Many more women in hard hats have been seen on public road and private construction projects in recent years.

However, it's the rare woman who has the opportunity, and the ability, to run the whole construction and building contractor company show.

The South Sound, though, has at least one such stellar role model in Patricia Candiotta, president of Pease Construction. Candiotta grew up in the family business her grandfather and father began, and now runs a major arm of it, along with her cousin.

And, at the helm of a company in an industry that's certainly seen its down time through the past five years, she's been a force of calm and positivity amid the storm. That's likely why Pease not only survived, but also thrived throughout the recession – and is now picking up contracts at lightning speed.

“We've seen a markedly upward trend in the last year compared to the previous four, when everything was looking rather bleak for the construction industry,” she said. “Things have loosened up quite a bit.”

Indeed they have – for Pease, anyway. The company has won seven of its last 12 construction bids, or 57 percent. They've taken on a major deal for the City of Tacoma at the Marine Science Operation Center on Ruston Way. And Pease has been the recipient of a much sought-after Multi-project Award Task Order Contract through the Army Corps of Engineers with Joint Base Lewis-McChord, where workers are currently handling a number of utility-related projects like electrical replacement and sewer line maintenance.

Although the company had been more focused on public works funded by the state, the evaporation of funds that came with the recession grew Pease's private-project construction side. Two recent endeavors on that end are contracts with Potelco in Sumner, and the Morrow Equipment Company service facility near Frederickson.

“We've picked up most of our new jobs in the last three months,” Candiotta said. “It's just popping.”

Off and on, depending on contracts, Pease now supports 40 employees.

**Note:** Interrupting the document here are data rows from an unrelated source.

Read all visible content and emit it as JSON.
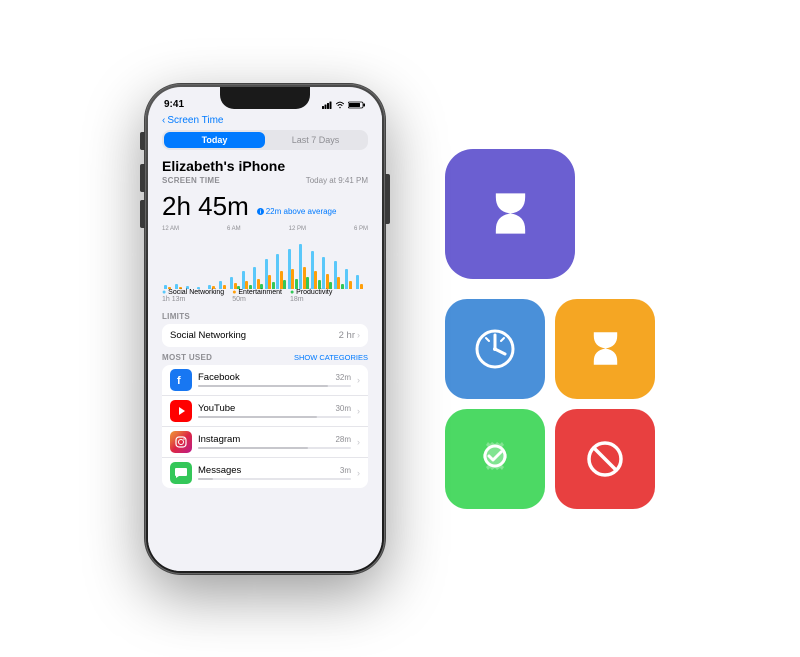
{
  "phone": {
    "status_time": "9:41",
    "back_label": "Screen Time",
    "segment": {
      "today": "Today",
      "last7": "Last 7 Days"
    },
    "device_name": "Elizabeth's iPhone",
    "section_screen_time": "SCREEN TIME",
    "date_label": "Today at 9:41 PM",
    "total_time": "2h 45m",
    "avg_label": "22m above average",
    "chart_labels": [
      "12 AM",
      "6 AM",
      "12 PM",
      "6 PM"
    ],
    "categories": [
      {
        "name": "Social Networking",
        "time": "1h 13m"
      },
      {
        "name": "Entertainment",
        "time": "50m"
      },
      {
        "name": "Productivity",
        "time": "18m"
      }
    ],
    "limits_label": "LIMITS",
    "limits": [
      {
        "name": "Social Networking",
        "value": "2 hr"
      }
    ],
    "most_used_label": "MOST USED",
    "show_categories": "SHOW CATEGORIES",
    "apps": [
      {
        "name": "Facebook",
        "time": "32m",
        "bar_pct": 85,
        "icon": "facebook"
      },
      {
        "name": "YouTube",
        "time": "30m",
        "bar_pct": 78,
        "icon": "youtube"
      },
      {
        "name": "Instagram",
        "time": "28m",
        "bar_pct": 72,
        "icon": "instagram"
      },
      {
        "name": "Messages",
        "time": "3m",
        "bar_pct": 10,
        "icon": "messages"
      }
    ]
  },
  "icons": {
    "large": {
      "label": "Screen Time",
      "color": "purple"
    },
    "grid": [
      {
        "label": "Usage",
        "color": "blue"
      },
      {
        "label": "Screen Time",
        "color": "orange"
      },
      {
        "label": "Settings",
        "color": "green"
      },
      {
        "label": "Restrictions",
        "color": "red"
      }
    ]
  }
}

And the company's construction activities around the South Sound spark local economies wherever they go.

So what has the experience been like for Candiotta as the female leader of a major construction company in a still very male-dominated industry?

“It is a nontraditional role, so it's definitely had its challenges as a woman,” she recounted. “But it's been fascinating, and it's had its ups and downs, but I have enjoyed all of it.”

And she encourages any woman whose curiosity is piqued by the building industry to learn more – and then to jump right in.

“Any woman should get out there and get involved if she's interested in building and construction,” said Candiotta.